A founder of the Hub City Writers Project, John Lane is a place-based educator at Wofford College, an expert kayaker, and the author of numerous books of essays and poetry. In addition to his work with Hub City, his outdoor adventure prose has appeared in Outside, American White Water, Canoe, South Carolina Wildlife, and anthologies from National Geographic Books.

His first collection of place-based personal essays, Weed Time, appeared from Briarpatch Press in 1993. In 1999 the University of Georgia Press published The Woods Stretched for Miles: Contemporary Southern Nature Writing, an anthology of Southern nature writing he co-edited with Wofford colleague Gerald Thurmond. His second collection of place-based essays, Waist Deep in Black Water appeared in 2002, and a book-length personal narrative, Chattooga, followed in 2004, both from The University of Georgia Press as well. His next book, Circling Home: Settlement on the Edge of a Southern Flood Plain, will also appear from UGA Press in Fall 2007.

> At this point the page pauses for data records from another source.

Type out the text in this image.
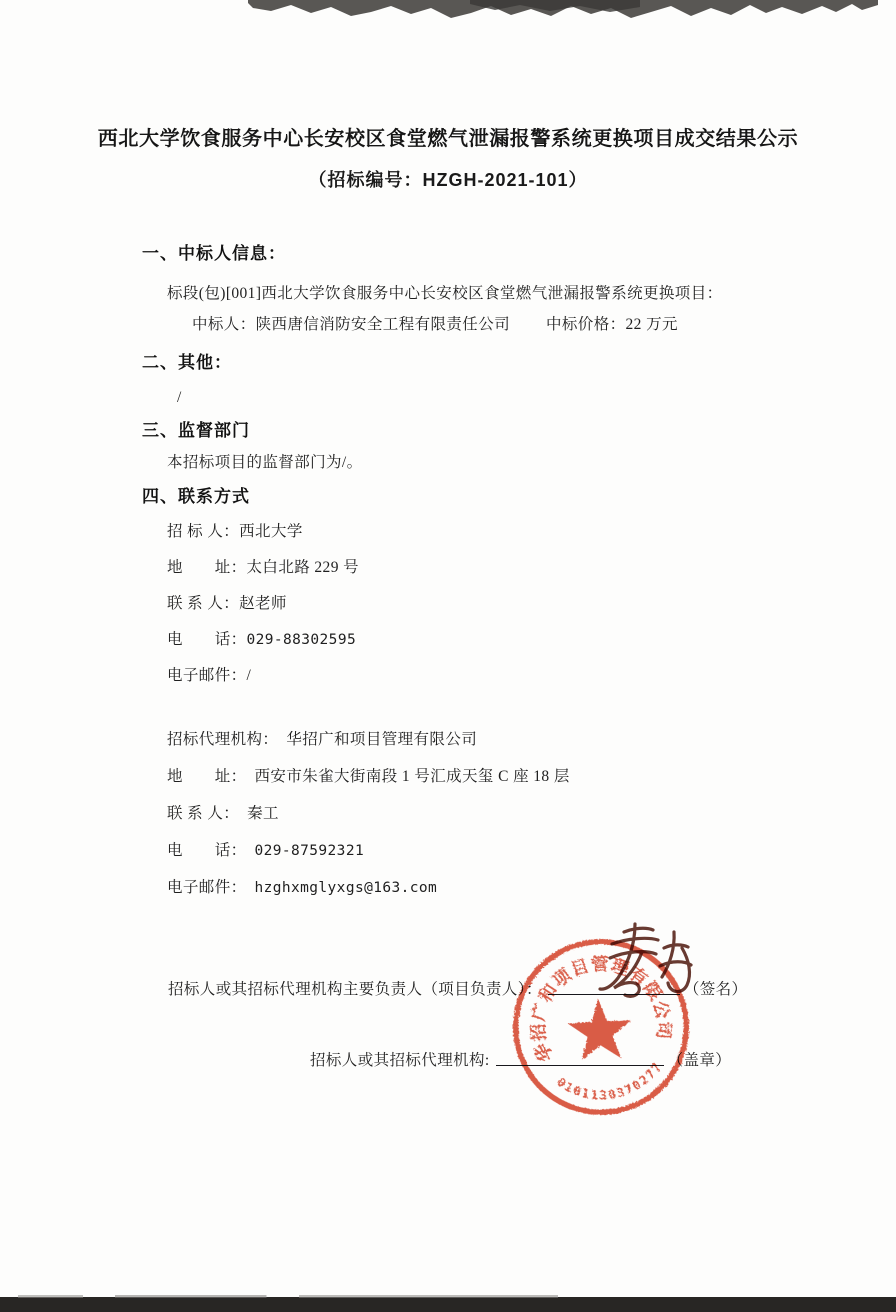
西北大学饮食服务中心长安校区食堂燃气泄漏报警系统更换项目成交结果公示
（招标编号：HZGH-2021-101）
一、中标人信息：
标段(包)[001]西北大学饮食服务中心长安校区食堂燃气泄漏报警系统更换项目：
中标人：陕西唐信消防安全工程有限责任公司 中标价格：22 万元
二、其他：
/
三、监督部门
本招标项目的监督部门为/。
四、联系方式
招 标 人：西北大学
地　　址：太白北路 229 号
联 系 人：赵老师
电　　话：029-88302595
电子邮件：/
招标代理机构： 华招广和项目管理有限公司
地　　址： 西安市朱雀大街南段 1 号汇成天玺 C 座 18 层
联 系 人： 秦工
电　　话： 029-87592321
电子邮件： hzghxmglyxgs@163.com
招标人或其招标代理机构主要负责人（项目负责人）：	（签名）
招标人或其招标代理机构:	（盖章）
华招广和项目管理有限公司
0101130370277
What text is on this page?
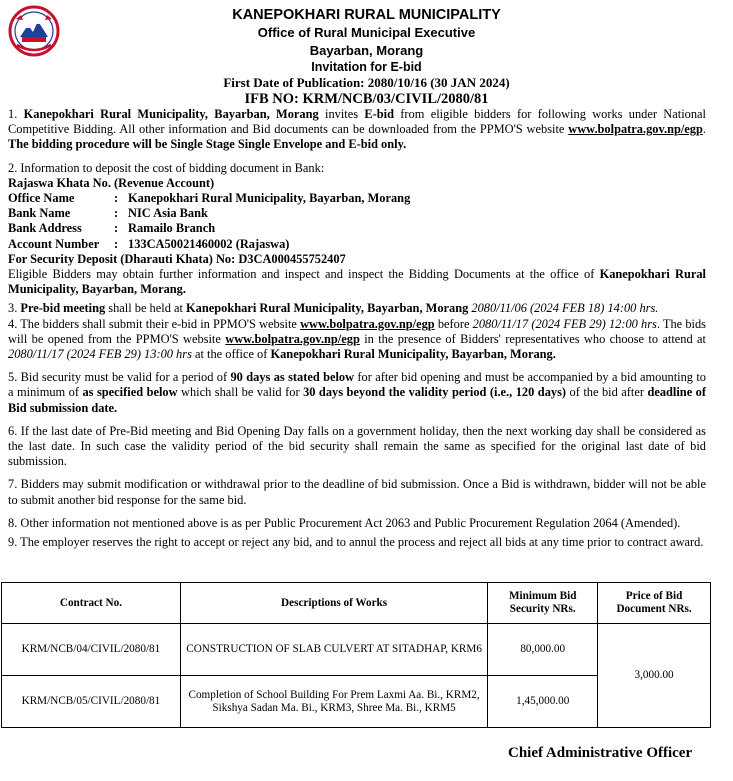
KANEPOKHARI RURAL MUNICIPALITY
Office of Rural Municipal Executive
Bayarban, Morang
Invitation for E-bid
First Date of Publication: 2080/10/16 (30 JAN 2024)
IFB NO: KRM/NCB/03/CIVIL/2080/81

1. Kanepokhari Rural Municipality, Bayarban, Morang invites E-bid from eligible bidders for following works under National Competitive Bidding. All other information and Bid documents can be downloaded from the PPMO'S website www.bolpatra.gov.np/egp. The bidding procedure will be Single Stage Single Envelope and E-bid only.

2. Information to deposit the cost of bidding document in Bank:

Rajaswa Khata No. (Revenue Account)

Office Name	: Kanepokhari Rural Municipality, Bayarban, Morang
Bank Name	: NIC Asia Bank
Bank Address	: Ramailo Branch
Account Number	: 133CA50021460002 (Rajaswa)

For Security Deposit (Dharauti Khata) No: D3CA000455752407

Eligible Bidders may obtain further information and inspect and inspect the Bidding Documents at the office of Kanepokhari Rural Municipality, Bayarban, Morang.

3. Pre-bid meeting shall be held at Kanepokhari Rural Municipality, Bayarban, Morang 2080/11/06 (2024 FEB 18) 14:00 hrs.

4. The bidders shall submit their e-bid in PPMO'S website www.bolpatra.gov.np/egp before 2080/11/17 (2024 FEB 29) 12:00 hrs. The bids will be opened from the PPMO'S website www.bolpatra.gov.np/egp in the presence of Bidders' representatives who choose to attend at 2080/11/17 (2024 FEB 29) 13:00 hrs at the office of Kanepokhari Rural Municipality, Bayarban, Morang.

5. Bid security must be valid for a period of 90 days as stated below for after bid opening and must be accompanied by a bid amounting to a minimum of as specified below which shall be valid for 30 days beyond the validity period (i.e., 120 days) of the bid after deadline of Bid submission date.

6. If the last date of Pre-Bid meeting and Bid Opening Day falls on a government holiday, then the next working day shall be considered as the last date. In such case the validity period of the bid security shall remain the same as specified for the original last date of bid submission.

7. Bidders may submit modification or withdrawal prior to the deadline of bid submission. Once a Bid is withdrawn, bidder will not be able to submit another bid response for the same bid.

8. Other information not mentioned above is as per Public Procurement Act 2063 and Public Procurement Regulation 2064 (Amended).

9. The employer reserves the right to accept or reject any bid, and to annul the process and reject all bids at any time prior to contract award.

Contract No.	Descriptions of Works	Minimum Bid Security NRs.	Price of Bid Document NRs.
KRM/NCB/04/CIVIL/2080/81	CONSTRUCTION OF SLAB CULVERT AT SITADHAP, KRM6	80,000.00	3,000.00
KRM/NCB/05/CIVIL/2080/81	Completion of School Building For Prem Laxmi Aa. Bi., KRM2, Sikshya Sadan Ma. Bi., KRM3, Shree Ma. Bi., KRM5	1,45,000.00	
Chief Administrative Officer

John is featured in Hub City Anthology, Hub City Christmas, In Morgan's Shadow and Noble Trees of the South Carolina Upcountry. He writes a weekly column in The Spartanburg Journal called "The Kudzu Telegraph."

He has been awarded a NEA Poetry Apprenticeship Grant (1979), a Hoyns Fellowship in Poetry from the University of Virginia (1980), a South Carolina Arts Commission Individual Arts Fellowship (1984), and, in 2001, a prose piece about a Girl Scout camp threatened by development was awarded The Phillip D. Reed Memorial Award for Outstanding Writing on the Southern Environment by the Southern Environmental Law Center.